Ketidakjelasan semacam itu pula yang kiranya tampak dalam beberapa sajak yang dimuat di HU Pikiran Rakyat (edisi Minggu, 11/2/2018), yakni sajak karya Wahyu Budiantoro yang berjudul “Alun-alun” dan sajak karya Immanuel Riyadi yang berjudul “Rindu yang Tak Menyatu” dan “Senja”.

Alun-alun

 Cahaya kota temaram pada kibar bendera
Mengikuti dingin angin utara
Aroma kopi menyangga nasib bakul-bakul
Tukang parkir sangsi terhadap ketetapannya sendiri
Mesjid berjamaah waktu

 Pengatur pialang berkepala batu
Datang saban hari Sabtu
Malam setengah purnama
Sejoli mencari cinta
Di antara riang tukang sulap
Rumah tahanan memenjarakan siapa?

Setibanya hari raya
Orang-orang mengadukan duka yang tiba
Bersama deru zaman
Layaknya gelaran mahsyar dunia
Sajadah bergambar pria paruh baya
Berpeci merah
Berjalan miring

Cahaya kota temaram pada kibar bendera
Ambulans membawa tubuh pria paruh baya
Ia sekarat menjelang musim penghabisan
Rumputan berwarna hitam pekat
Kepul kopi beraroma maut; menunggu malam penguburan

Sebagaimana terlihat di atas, sajak ini terdiri dari empat bait. Secara keseluruhan, sajak ini berbicara mengenai kematian. Hal itu ditegaskan melalui diksi kibar bendera, duka, ambulans, sekarat, dan penguburan. Makna kematian coba dideskripsikan melalui suasana kota yang temaram melalui berbagai benda dan gambaran peristiwa.
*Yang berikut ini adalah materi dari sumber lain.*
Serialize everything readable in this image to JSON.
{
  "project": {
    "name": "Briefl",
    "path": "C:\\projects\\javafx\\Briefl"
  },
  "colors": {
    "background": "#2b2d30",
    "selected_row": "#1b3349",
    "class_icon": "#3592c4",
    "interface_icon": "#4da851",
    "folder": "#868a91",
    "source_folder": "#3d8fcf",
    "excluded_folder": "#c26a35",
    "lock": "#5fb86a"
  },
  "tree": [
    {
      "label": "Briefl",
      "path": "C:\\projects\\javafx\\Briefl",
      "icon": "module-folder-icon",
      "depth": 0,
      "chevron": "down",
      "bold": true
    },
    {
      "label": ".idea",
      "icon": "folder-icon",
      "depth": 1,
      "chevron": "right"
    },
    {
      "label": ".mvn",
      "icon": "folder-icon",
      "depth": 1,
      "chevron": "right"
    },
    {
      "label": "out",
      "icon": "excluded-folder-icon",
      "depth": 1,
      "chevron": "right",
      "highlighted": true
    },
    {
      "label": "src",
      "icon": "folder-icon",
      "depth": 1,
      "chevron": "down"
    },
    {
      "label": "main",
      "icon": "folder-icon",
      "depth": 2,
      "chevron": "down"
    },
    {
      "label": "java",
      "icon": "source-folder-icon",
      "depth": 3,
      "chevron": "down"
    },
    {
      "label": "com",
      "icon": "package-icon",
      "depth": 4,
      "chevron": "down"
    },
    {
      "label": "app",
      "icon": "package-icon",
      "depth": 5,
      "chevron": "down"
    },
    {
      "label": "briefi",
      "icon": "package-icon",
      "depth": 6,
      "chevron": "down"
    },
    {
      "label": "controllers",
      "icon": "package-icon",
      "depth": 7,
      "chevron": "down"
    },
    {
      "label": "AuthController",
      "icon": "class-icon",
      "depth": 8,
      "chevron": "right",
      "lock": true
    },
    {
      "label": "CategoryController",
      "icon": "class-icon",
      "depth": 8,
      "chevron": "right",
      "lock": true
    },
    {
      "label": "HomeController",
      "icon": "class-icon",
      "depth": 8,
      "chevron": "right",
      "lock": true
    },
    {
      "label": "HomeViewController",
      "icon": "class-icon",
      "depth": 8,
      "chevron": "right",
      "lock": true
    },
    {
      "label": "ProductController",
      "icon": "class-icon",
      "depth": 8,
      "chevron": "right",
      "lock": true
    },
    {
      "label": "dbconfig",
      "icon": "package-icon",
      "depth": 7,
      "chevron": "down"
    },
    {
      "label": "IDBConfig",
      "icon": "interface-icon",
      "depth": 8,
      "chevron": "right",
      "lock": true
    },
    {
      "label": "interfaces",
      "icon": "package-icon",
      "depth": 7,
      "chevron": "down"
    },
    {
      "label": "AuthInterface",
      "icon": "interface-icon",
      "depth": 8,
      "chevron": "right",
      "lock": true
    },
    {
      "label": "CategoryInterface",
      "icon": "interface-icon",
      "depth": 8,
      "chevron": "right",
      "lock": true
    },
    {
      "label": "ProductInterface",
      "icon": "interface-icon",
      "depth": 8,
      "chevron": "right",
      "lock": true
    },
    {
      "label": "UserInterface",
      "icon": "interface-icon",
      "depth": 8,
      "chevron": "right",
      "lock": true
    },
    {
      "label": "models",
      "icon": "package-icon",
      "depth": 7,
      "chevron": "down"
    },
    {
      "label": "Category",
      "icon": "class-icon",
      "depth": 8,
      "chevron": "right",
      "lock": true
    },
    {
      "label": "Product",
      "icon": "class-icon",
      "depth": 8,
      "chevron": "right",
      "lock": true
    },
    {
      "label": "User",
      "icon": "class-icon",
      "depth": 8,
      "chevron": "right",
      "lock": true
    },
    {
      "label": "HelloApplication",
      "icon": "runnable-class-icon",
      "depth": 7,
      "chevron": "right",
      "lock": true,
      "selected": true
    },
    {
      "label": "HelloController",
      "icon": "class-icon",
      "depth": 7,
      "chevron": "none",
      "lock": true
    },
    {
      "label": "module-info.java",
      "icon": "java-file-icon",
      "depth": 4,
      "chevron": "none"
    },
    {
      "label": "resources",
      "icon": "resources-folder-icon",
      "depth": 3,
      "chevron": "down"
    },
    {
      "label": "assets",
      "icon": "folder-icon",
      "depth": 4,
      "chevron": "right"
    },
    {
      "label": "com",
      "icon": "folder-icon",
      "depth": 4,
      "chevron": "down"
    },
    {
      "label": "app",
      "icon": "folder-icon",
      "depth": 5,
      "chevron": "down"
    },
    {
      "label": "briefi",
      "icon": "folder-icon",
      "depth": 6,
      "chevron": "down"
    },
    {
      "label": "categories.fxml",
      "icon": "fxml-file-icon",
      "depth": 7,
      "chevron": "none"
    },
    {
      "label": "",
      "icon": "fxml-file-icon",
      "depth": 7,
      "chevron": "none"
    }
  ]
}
Setidaknya, sajak ini secara keseluruhan memiliki beberapa gambaran (imaji) tentang alun-alun kota yang dibuat menumpuk, di antaranya: (1) gambaran tentang kota yang temaram dan dingin, (2) tentang aroma kopi, (3) tentang tukang parkir, (4) tentang mesjid, (5) tentang pengatur pialang, (6) tentang malam setengah purnama, (7) tentang sejoli yang mencari cinta, (8) tentang rumah tahanan, (9) tentang hari raya, (10) tentang sajadah, dan (11) tentang seorang pria paruh baya yang sekarat.

Dari begitu banyak gambaran, kita bisa lihat bahwa penyair terkesan hanya mendata dan memotret berbagai hal yang teramati di alun-alun itu. Tetapi pertanyaannya, apakah semua gambaran itu saling berkaitan atau menguatkan terhadap makna kematian itu sendiri? Tentu saja jawabannya adalah tidak. Justru ada beberapa gambaran yang seolah berdiri sendiri, terutama gambaran nomor 2, 3, 4, 5, 7, dan 8. Gambaran-gambaran itu kurang memiliki korelasi dan koherensi dengan makna kematian yang diinginkan penyair. Itu artinya, jika gambaran-gambaran itu diganti dengan hal lain yang mungkin terjadi di sekitar alun-alun pun sangatlah bisa dilakukan. Tapi untuk apa?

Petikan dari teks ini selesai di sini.